There is a second-order effect that matters more than any single ticker. A mega-event like this sucks liquidity out of everything else. When the biggest, loudest thing in the market is absorbing all the attention and all the capital, the rest of the tape gets thin. We have watched this movie before, every time one giant launch pulls the oxygen out of the room and the other things quietly bleed while everyone stares at the new shiny object.
Which brings me to the alts. This week UNI, HYPE, WLD and SOL all caught a bid while bitcoin sat flat, then gave a chunk of it back the moment the Fed turned hawkish. I love the energy, but I read it as rotation, not as the start of a new everything-up regime. Capital leaving the thing that already ran and reaching for beta in the things that have not. That is normal, and it is tradeable, but it is late-cycle behavior, not early-cycle behavior. The tell is the OTHERS/BTC ratio going vertical while BTC itself is flat. Rotations like that resolve down, not up, once the leader rolls over.
And then the Fed. Warsh's first meeting came in hawkish, a hold, but the dot plot moved toward a hike this year and he did not even submit his own dot. None of it changes the bigger picture for me. A rate regime modulates how deep a drawdown gets. It does not change which part of the cycle you are standing in. People keep trading the headline when the clock is the only thing that matters.

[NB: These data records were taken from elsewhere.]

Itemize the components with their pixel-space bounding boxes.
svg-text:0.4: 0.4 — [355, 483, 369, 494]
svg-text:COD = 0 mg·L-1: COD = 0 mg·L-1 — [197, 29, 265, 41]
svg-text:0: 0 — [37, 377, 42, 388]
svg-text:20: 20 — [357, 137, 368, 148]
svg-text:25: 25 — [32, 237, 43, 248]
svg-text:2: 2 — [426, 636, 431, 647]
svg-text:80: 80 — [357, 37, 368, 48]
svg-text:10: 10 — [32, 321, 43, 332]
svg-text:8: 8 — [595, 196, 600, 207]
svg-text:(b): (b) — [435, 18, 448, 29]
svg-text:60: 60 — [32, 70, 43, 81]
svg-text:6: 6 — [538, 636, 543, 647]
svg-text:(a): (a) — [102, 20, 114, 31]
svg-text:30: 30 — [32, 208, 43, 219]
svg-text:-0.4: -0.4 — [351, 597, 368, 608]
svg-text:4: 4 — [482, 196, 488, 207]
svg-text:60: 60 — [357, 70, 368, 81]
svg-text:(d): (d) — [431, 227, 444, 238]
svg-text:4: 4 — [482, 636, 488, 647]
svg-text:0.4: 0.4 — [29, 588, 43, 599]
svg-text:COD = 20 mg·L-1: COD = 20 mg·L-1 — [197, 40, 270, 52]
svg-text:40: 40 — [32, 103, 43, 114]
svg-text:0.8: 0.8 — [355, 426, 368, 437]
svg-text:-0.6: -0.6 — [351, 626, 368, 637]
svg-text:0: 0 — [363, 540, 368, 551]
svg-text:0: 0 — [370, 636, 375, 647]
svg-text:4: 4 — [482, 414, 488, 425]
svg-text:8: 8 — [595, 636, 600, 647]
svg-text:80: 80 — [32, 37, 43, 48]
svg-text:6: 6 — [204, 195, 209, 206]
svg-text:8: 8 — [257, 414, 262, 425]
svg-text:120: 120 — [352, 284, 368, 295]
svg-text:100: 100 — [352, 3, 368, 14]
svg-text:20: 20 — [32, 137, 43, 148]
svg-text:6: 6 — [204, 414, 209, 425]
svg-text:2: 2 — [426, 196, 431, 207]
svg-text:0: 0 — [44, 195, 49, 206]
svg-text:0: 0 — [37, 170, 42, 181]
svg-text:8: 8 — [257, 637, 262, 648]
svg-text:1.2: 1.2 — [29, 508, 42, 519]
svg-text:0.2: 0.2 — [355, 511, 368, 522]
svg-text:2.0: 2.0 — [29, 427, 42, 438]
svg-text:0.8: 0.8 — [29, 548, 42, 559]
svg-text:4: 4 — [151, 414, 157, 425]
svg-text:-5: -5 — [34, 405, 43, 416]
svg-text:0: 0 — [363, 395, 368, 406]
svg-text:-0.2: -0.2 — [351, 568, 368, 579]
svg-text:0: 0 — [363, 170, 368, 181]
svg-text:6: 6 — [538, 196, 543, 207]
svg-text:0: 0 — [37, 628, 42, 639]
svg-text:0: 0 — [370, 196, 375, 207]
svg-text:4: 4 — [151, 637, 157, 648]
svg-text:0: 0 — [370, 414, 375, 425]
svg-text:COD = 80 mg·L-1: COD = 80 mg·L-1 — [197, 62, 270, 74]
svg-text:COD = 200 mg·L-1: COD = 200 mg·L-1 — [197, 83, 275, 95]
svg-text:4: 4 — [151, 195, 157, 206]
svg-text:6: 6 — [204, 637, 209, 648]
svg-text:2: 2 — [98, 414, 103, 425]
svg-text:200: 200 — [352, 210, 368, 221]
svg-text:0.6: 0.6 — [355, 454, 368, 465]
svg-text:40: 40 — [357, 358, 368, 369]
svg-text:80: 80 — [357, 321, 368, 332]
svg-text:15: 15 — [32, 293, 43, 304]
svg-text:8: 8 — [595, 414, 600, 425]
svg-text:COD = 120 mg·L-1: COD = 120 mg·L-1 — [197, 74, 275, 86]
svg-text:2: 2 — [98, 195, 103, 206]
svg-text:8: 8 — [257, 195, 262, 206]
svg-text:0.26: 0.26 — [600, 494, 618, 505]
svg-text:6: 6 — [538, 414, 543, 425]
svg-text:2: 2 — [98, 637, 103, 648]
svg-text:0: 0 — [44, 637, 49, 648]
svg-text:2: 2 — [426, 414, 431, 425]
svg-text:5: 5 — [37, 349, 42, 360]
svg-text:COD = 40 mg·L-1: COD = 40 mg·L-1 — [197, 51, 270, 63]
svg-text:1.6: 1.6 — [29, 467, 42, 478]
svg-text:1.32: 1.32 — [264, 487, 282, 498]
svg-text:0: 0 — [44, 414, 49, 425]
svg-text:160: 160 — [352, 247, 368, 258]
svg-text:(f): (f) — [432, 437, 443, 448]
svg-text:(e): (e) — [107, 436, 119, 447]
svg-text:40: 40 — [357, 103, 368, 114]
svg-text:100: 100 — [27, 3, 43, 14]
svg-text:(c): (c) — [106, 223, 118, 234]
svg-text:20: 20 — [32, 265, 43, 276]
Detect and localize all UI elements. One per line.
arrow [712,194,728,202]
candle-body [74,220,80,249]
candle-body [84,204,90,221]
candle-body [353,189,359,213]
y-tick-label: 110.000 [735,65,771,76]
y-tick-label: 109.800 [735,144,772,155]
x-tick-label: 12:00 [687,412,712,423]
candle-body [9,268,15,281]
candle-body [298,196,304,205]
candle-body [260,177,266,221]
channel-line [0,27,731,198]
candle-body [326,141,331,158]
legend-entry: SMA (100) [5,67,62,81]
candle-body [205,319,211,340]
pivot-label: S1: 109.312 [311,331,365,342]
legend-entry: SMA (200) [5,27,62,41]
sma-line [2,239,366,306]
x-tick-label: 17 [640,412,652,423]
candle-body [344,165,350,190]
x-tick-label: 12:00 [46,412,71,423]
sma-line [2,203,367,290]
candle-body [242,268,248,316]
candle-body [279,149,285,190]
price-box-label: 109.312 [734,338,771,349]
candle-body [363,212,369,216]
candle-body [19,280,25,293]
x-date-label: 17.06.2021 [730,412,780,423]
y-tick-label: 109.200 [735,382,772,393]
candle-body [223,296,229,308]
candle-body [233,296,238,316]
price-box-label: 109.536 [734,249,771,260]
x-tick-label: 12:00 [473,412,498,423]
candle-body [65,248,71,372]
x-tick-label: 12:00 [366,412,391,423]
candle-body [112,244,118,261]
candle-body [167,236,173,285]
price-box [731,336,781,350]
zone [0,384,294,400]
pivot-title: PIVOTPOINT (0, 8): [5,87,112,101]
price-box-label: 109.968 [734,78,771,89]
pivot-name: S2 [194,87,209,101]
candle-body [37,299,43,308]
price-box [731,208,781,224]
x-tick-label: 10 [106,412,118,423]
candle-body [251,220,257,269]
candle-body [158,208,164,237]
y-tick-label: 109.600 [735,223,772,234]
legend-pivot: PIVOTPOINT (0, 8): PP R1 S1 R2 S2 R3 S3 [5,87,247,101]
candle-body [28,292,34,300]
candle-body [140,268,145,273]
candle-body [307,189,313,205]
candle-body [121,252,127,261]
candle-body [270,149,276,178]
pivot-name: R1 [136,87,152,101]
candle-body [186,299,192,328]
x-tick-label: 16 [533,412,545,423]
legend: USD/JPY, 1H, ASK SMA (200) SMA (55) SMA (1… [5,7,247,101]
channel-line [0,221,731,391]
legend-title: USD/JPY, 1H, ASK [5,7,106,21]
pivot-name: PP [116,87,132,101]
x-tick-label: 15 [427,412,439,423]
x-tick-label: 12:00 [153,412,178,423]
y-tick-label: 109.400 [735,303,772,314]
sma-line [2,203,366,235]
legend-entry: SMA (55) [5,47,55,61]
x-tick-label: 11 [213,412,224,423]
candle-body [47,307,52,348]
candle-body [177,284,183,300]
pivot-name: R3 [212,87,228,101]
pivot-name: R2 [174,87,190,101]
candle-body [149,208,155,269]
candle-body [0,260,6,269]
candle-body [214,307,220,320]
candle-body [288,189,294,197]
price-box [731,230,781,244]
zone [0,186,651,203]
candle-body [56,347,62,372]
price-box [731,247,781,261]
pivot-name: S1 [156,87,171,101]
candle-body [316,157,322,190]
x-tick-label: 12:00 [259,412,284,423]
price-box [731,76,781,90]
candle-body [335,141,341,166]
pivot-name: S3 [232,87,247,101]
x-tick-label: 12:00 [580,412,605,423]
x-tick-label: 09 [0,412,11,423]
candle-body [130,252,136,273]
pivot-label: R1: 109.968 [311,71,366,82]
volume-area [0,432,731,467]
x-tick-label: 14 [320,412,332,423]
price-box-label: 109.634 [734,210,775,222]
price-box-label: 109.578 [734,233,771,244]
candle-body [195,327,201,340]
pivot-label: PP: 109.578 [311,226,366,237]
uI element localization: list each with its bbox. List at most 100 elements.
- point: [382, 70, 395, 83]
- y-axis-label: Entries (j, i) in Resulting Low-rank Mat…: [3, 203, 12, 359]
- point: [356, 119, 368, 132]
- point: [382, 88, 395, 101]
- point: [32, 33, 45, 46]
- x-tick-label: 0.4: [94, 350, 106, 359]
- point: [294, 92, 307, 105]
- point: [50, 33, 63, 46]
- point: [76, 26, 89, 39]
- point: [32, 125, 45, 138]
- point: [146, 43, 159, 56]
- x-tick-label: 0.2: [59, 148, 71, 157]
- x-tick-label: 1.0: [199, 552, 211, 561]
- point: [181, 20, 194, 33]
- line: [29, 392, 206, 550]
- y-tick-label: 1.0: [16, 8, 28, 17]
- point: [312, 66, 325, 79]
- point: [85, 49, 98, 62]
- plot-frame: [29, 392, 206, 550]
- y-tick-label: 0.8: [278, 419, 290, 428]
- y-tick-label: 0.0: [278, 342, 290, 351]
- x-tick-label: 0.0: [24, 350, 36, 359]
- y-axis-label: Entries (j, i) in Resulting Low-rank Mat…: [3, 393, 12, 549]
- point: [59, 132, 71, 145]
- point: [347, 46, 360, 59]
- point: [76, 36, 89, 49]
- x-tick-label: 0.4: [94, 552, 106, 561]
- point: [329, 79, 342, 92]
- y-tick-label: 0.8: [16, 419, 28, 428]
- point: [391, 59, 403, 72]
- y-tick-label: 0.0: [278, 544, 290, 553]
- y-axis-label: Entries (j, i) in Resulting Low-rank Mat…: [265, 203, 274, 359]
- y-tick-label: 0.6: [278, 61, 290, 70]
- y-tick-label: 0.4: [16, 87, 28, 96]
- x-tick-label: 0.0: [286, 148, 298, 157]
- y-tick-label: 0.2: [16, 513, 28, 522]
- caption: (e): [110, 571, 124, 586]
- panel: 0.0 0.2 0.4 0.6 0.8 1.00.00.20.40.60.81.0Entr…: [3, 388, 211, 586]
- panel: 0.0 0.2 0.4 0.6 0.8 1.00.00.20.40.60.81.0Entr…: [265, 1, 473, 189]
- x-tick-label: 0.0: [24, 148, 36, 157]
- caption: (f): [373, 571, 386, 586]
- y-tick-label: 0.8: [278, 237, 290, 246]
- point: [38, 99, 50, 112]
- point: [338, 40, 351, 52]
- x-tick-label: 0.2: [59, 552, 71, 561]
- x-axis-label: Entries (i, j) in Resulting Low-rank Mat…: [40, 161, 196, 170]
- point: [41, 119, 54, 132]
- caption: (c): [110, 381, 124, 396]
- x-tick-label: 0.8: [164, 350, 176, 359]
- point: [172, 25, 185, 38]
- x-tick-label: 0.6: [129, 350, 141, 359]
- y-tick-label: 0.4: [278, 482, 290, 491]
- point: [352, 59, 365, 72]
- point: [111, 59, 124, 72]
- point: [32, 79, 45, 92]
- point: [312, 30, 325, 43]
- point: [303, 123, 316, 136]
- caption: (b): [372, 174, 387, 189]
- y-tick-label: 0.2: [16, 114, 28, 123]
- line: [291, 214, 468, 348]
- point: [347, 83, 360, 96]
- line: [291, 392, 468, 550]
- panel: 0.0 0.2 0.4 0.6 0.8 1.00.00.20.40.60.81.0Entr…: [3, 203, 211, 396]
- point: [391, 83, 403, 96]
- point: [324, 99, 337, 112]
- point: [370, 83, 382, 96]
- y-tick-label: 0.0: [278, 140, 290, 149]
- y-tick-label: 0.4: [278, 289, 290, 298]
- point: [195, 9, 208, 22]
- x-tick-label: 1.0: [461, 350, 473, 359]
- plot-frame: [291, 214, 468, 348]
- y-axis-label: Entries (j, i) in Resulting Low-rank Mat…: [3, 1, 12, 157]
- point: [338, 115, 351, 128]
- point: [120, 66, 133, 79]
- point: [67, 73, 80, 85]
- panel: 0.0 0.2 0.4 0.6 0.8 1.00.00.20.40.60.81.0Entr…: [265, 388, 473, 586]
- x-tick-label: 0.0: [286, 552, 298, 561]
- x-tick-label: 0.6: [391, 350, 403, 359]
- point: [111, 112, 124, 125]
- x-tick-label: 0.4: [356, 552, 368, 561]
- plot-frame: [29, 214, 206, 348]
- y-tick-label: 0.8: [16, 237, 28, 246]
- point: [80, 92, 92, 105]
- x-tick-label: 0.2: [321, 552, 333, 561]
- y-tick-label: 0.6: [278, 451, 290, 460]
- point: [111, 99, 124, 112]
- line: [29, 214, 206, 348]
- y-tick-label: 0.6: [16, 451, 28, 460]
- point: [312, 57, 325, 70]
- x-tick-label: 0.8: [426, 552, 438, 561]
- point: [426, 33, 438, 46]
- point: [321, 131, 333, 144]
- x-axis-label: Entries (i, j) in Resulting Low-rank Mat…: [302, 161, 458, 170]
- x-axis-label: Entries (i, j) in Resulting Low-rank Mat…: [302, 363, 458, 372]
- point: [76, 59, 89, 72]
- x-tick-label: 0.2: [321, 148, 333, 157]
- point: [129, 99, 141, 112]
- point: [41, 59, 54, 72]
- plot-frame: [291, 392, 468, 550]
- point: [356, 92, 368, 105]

So what do you actually do with a day like this? Less than you think. Days where everything is loud, a $60B deal lands, and a new Fed chair reshuffles the dots are days that reward patience, not reflexes. The bubble is real, and it does not pop on bad fundamentals. It pops after the last big IPOs are public and the froth has nowhere left to go. We are closer to that than we were a month ago. Enjoy the run, size accordingly, and keep the exit in mind while everyone else is busy celebrating the entrance.